One of the first to move in was Giulia Semeghini, assistant professor of applied physics, who joined the SEAS faculty in 2023 after completing her postdoctoral research at Harvard.

Giulia Semeghini.

“This collaboration is crucial and it is very useful to have more opportunities to facilitate conversations,” said Giulia Semeghini, assistant professor of applied physics.

Niles Singer/Harvard Staff Photographer

Semeghini is an experimental researcher who develops quantum computers using ytterbium and rubidium atoms. He leads experiments that require precise control of temperature, humidity and vibration, factors that played an important role in the design of the building.

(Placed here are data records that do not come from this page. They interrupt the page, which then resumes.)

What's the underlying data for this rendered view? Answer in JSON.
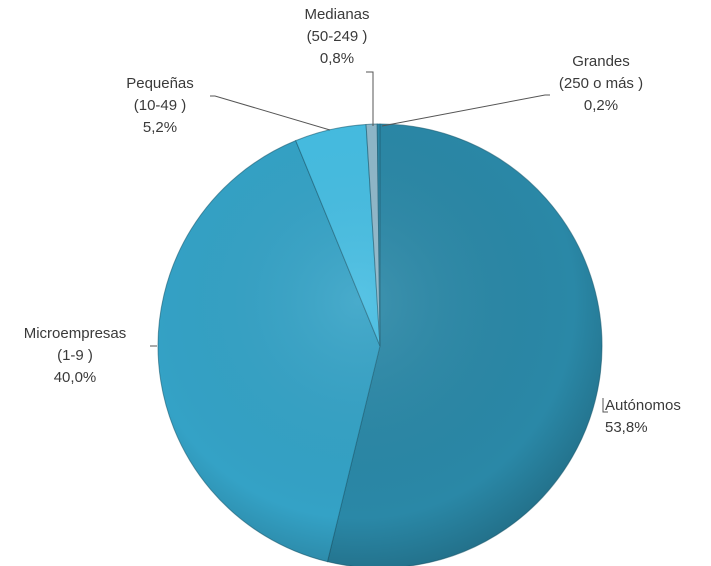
{
  "chart_data": {
    "type": "pie",
    "title": "",
    "slices": [
      {
        "name": "Autónomos",
        "line2": "",
        "value": 53.8,
        "label": "53,8%",
        "color": "#2a88a7"
      },
      {
        "name": "Microempresas",
        "line2": "(1-9 )",
        "value": 40.0,
        "label": "40,0%",
        "color": "#34a2c6"
      },
      {
        "name": "Pequeñas",
        "line2": "(10-49 )",
        "value": 5.2,
        "label": "5,2%",
        "color": "#45bde2"
      },
      {
        "name": "Medianas",
        "line2": "(50-249 )",
        "value": 0.8,
        "label": "0,8%",
        "color": "#8fb8ca"
      },
      {
        "name": "Grandes",
        "line2": "(250 o más )",
        "value": 0.2,
        "label": "0,2%",
        "color": "#2a88a7"
      }
    ],
    "start_angle": "12 o'clock",
    "direction": "clockwise",
    "legend": "none",
    "labels": "outside with leader lines"
  }
}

As Semeghini’s team seeks to build a stable platform for quantum computing, she recognizes the importance of connecting to other areas beyond atomic physics.

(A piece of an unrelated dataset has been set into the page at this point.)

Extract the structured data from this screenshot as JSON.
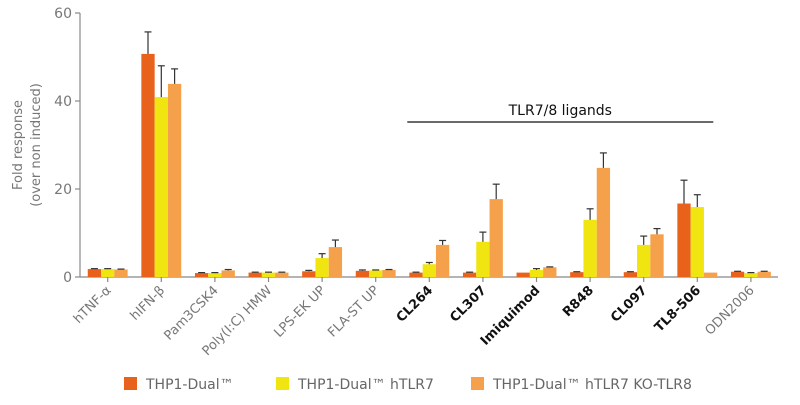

“HQI brings people together,” she said. “This collaboration is critical, and it’s very useful to have more opportunities to facilitate conversations.”

Ismail El-Baggari.

“This is definitely the spirit that brings us all together,” said Rowland Fellow and HQI member Ismail El Baggari of the new space.

Photo by Grace DuVal

Rowland Fellow and HQI member Ismail El Baggari completed the move to the new building in early August, along with other Fellows and collaborators. El Baggari is an experimental physicist developing innovative low-temperature imaging technologies to study quantum materials. He is busy setting up a lab in the Goel Building, while continuing to access shared microscope facilities in the Center for Nanoscale Systems, located just around the corner in the Laboratory for Integrated Science and Engineering. His research goals include using liquid helium to cool exotic materials to 4 Kelvin and using cryogenic electron microscopy to study their quantum properties.

“I think we have some research projects where electron microscopy would work very well with HQI, and we can think of new problems to solve now that we have these cooling capabilities – things we never thought about before,” said El Baggari. “It’s fun to have these interactions and conversations, and that’s definitely the spirit that brings us all together.”